The scene at DeLaSalle Friday night looked like a movie set for one of those sentimental morality tales that use football as a metaphor: Technicolor green grass under bright lights. A swollen moon rising against the cityscape. The crowd that spilled onto nearby berms and a bridge. An offense rolling up points against a slow-motion defense.
You've heard of the Field of Dreams? This is the Field of Dreams and Nightmares.
The struggle for DeLaSalle's new home field lasted nearly six years. When the school started pitching the idea, the neighbors in this historic, at times hysteric, neighborhood reacted as though "Pig's Eye" Pierre Parrant were building the city's first saloon on the river, instead of some Christian Brothers wanting a patch of grass where boys and girls could kick a ball.
Before the first soccer cleat hit the turf Thursday night, the school had to go to the neighbors, the park board, the Metropolitan Council, the City Council and face three lawsuits brought by a local group that included powerful lawyers, preservationists and the Sierra Club. Pricey condos were going up directly across the river, but they went after the kids' lawn.
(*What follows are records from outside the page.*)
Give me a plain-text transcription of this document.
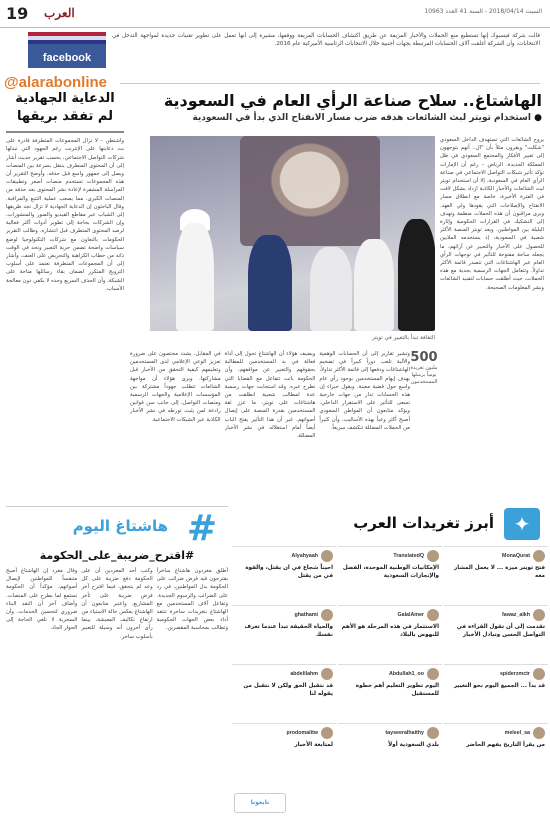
19 العرب	السبت 2018/04/14 - السنة 41 العدد 10963
facebook
قالت شركة فيسبوك إنها تستطيع منع الحملات والأخبار المزيفة عن طريق اكتشاف الحسابات المزيفة ووقفها، مشيرة إلى أنها تعمل على تطوير تقنيات جديدة لمواجهة التدخل في الانتخابات، وأن الشركة أغلقت آلاف الحسابات المرتبطة بجهات أجنبية خلال الانتخابات الرئاسية الأميركية عام 2016.
@alarabonline
الدعاية الجهادية لم تفقد بريقها
واشنطن – لا تزال المجموعات المتطرفة قادرة على بث دعايتها على الإنترنت رغم الجهود التي تبذلها شركات التواصل الاجتماعي، بحسب تقرير حديث أشار إلى أن المحتوى المتطرف ينتقل بسرعة بين المنصات ويصل إلى جمهور واسع قبل حذفه. وأوضح التقرير أن هذه المجموعات تستخدم منصات أصغر وتطبيقات المراسلة المشفرة لإعادة نشر المحتوى بعد حذفه من المنصات الكبرى، مما يصعب عملية التتبع والمراقبة. وقال الباحثون إن الدعاية الجهادية لا تزال تجد طريقها إلى الشباب عبر مقاطع الفيديو والصور والمنشورات، وإن الشركات بحاجة إلى تطوير أدوات أكثر فعالية لرصد المحتوى المتطرف قبل انتشاره. وطالب التقرير الحكومات بالتعاون مع شركات التكنولوجيا لوضع سياسات واضحة تضمن حرية التعبير وتحد في الوقت ذاته من خطاب الكراهية والتحريض على العنف. وأشار إلى أن المجموعات المتطرفة تعتمد على أسلوب الترويج المتكرر لضمان بقاء رسائلها متاحة على الشبكة، وأن الحذف السريع وحده لا يكفي دون معالجة الأسباب.
الهاشتاغ.. سلاح صناعة الرأي العام في السعودية
● استخدام تويتر لبث الشائعات هدفه ضرب مسار الانفتاح الذي بدأ في السعودية
الثقافة تبدأ بالتغيير في تويتر
يروج الشائعات التي تستهدف الداخل السعودي "شكلت" ويقرون مثلاً بأن "ال.. أنهم يتوجهون إلى تغيير الأفكار والمجتمع السعودي في ظل المملكة الجديدة. الرياض – رغم أن الإمارات تؤكد تأثير شبكات التواصل الاجتماعي في صناعة الرأي العام في السعودية، إلا أن استخدام تويتر لبث الشائعات والأخبار الكاذبة ازداد بشكل لافت في الفترة الأخيرة، خاصة مع انطلاق مسار الانفتاح والإصلاحات التي يقودها ولي العهد. ويرى مراقبون أن هذه الحملات منظمة وتهدف إلى التشكيك في القرارات الحكومية وإثارة البلبلة بين المواطنين. ويعد تويتر المنصة الأكثر شعبية في السعودية، إذ يستخدمه الملايين للحصول على الأخبار والتعبير عن آرائهم، ما يجعله ساحة مفتوحة للتأثير في توجهات الرأي العام عبر الهاشتاغات التي تتصدر قائمة الأكثر تداولاً. وتتعامل الجهات الرسمية بجدية مع هذه الحملات، حيث أطلقت حسابات لتفنيد الشائعات ونشر المعلومات الصحيحة.
500
مليون تغريدة يومياً يرسلها المستخدمون
وتشير تقارير إلى أن الحسابات الوهمية والآلية تلعب دوراً كبيراً في تضخيم الهاشتاغات ودفعها إلى قائمة الأكثر تداولاً، بهدف إيهام المستخدمين بوجود رأي عام واسع حول قضية معينة. ويقول خبراء إن هذه الحسابات تدار من جهات خارجية تسعى للتأثير على الاستقرار الداخلي. ويؤكد متابعون أن المواطن السعودي أصبح أكثر وعياً بهذه الأساليب، وأن كثيراً من الحملات المضللة تنكشف سريعاً.
ويضيف هؤلاء أن الهاشتاغ تحول إلى أداة فعالة في يد المستخدمين للمطالبة بحقوقهم والتعبير عن مواقفهم، وأن الحكومة باتت تتفاعل مع القضايا التي تطرح عبره. وقد استجابت جهات رسمية عدة لمطالب شعبية انطلقت من هاشتاغات على تويتر، ما عزز ثقة المستخدمين بقدرة المنصة على إيصال أصواتهم. غير أن هذا التأثير يفتح الباب أيضاً أمام استغلاله في نشر الأخبار المضللة.
في المقابل، يشدد مختصون على ضرورة تعزيز الوعي الإعلامي لدى المستخدمين وتعليمهم كيفية التحقق من الأخبار قبل مشاركتها. ويرى هؤلاء أن مواجهة الشائعات تتطلب جهوداً مشتركة بين المؤسسات الإعلامية والجهات الرسمية ومنصات التواصل، إلى جانب سن قوانين رادعة لمن يثبت تورطه في نشر الأخبار الكاذبة عبر الشبكات الاجتماعية.
✦
أبرز تغريدات العرب
MonaQurat
فتح تويتر ميزة ... لا يعمل المشار معه
TranslatedQ
الإمكانيات الوطنية الموحدة، الفضل والإنجازات السعودية
Alyahyaah
احيناً شجاع في ان يقتل، والقوة في من يقتل
fawaz_alkh
تقدمت إلى أن تقول القراءة في التواصل الحسن وتبادل الأخبار
GalalAmer
الاستثمار في هذه المرحلة هو الأهم للنهوض بالبلاد
ghathami
والحياة الحقيقة تبدأ عندما تعرف نفسك
spiderzmctr
قد بدأ ... الجميع اليوم نحو التغيير
Abdullah1_oo
اليوم تطوير التعليم أهم خطوة للمستقبل
abdelilahm
قد نتقبل الحق ولكن لا نتقبل من يقوله لنا
meleel_sa
من يقرأ التاريخ يفهم الحاضر
tayseeralhaithy
بلدي السعودية أولاً
prodomalitw
لمتابعة الأخبار
#
هاشتاغ اليوم
#اقترح_ضريبة_على_الحكومة
أطلق مغردون هاشتاغ ساخراً يقترحون فيه فرض ضرائب على الحكومة بدل المواطنين، في رد على الضرائب والرسوم الجديدة. وتفاعل آلاف المستخدمين مع الهاشتاغ بتغريدات ساخرة تنتقد أداء بعض الجهات الحكومية وتطالب بمحاسبة المقصرين.
وكتب أحد المغردين أن على الحكومة دفع ضريبة على كل وعد لم يتحقق، فيما اقترح آخر فرض ضريبة على تأخر المشاريع. واعتبر متابعون أن الهاشتاغ يعكس حالة الاستياء من ارتفاع تكاليف المعيشة، بينما رأى آخرون أنه وسيلة للتعبير بأسلوب ساخر.
وقال مغرد إن الهاشتاغ أصبح متنفساً للمواطنين لإيصال أصواتهم، مؤكداً أن الحكومة تستمع لما يطرح على المنصات. وأضاف آخر أن النقد البناء ضروري لتحسين الخدمات، وأن السخرية لا تلغي الحاجة إلى الحوار الجاد.
تابعونا
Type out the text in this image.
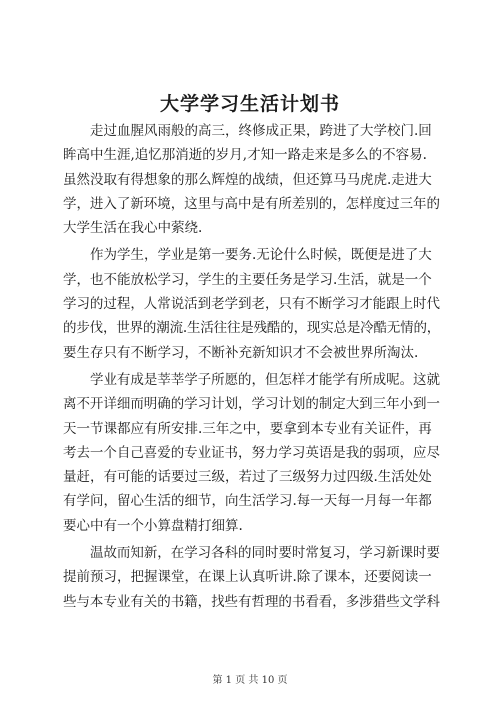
大学学习生活计划书
走过血腥风雨般的高三，终修成正果，跨进了大学校门.回
眸高中生涯,追忆那消逝的岁月,才知一路走来是多么的不容易.
虽然没取有得想象的那么辉煌的战绩，但还算马马虎虎.走进大
学，进入了新环境，这里与高中是有所差别的，怎样度过三年的
大学生活在我心中萦绕.
作为学生，学业是第一要务.无论什么时候，既便是进了大
学，也不能放松学习，学生的主要任务是学习.生活，就是一个
学习的过程，人常说活到老学到老，只有不断学习才能跟上时代
的步伐，世界的潮流.生活往往是残酷的，现实总是冷酷无情的，
要生存只有不断学习，不断补充新知识才不会被世界所淘汰.
学业有成是莘莘学子所愿的，但怎样才能学有所成呢。这就
离不开详细而明确的学习计划，学习计划的制定大到三年小到一
天一节课都应有所安排.三年之中，要拿到本专业有关证件，再
考去一个自己喜爱的专业证书，努力学习英语是我的弱项，应尽
量赶，有可能的话要过三级，若过了三级努力过四级.生活处处
有学问，留心生活的细节，向生活学习.每一天每一月每一年都
要心中有一个小算盘精打细算.
温故而知新，在学习各科的同时要时常复习，学习新课时要
提前预习，把握课堂，在课上认真听讲.除了课本，还要阅读一
些与本专业有关的书籍，找些有哲理的书看看，多涉猎些文学科
第 1 页 共 10 页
DeLaSalle had its own roster of influential supporters, from former alum and politician John Derus, to City Council and Park Board members and Minneapolis Police Chief Tim Dolan. With that many egos on both sides, you know it wouldn't be a quiet battle.
On Wednesday, Dave Thorson, vice president for development and the former DeLaSalle athletic director, stood in the bleachers, his voice booming with enthusiasm.
"It was politics at its best!" he said. "It was politics at its worst!"
Judy Blaseg, a mother of two students, was at the first meeting about the field. She still gets worked up when she recalls Rep. Phyllis Kahn, DFL-Minneapolis, who lives on the island, telling her daughter, "you need to move to Fort Snelling" to play sports.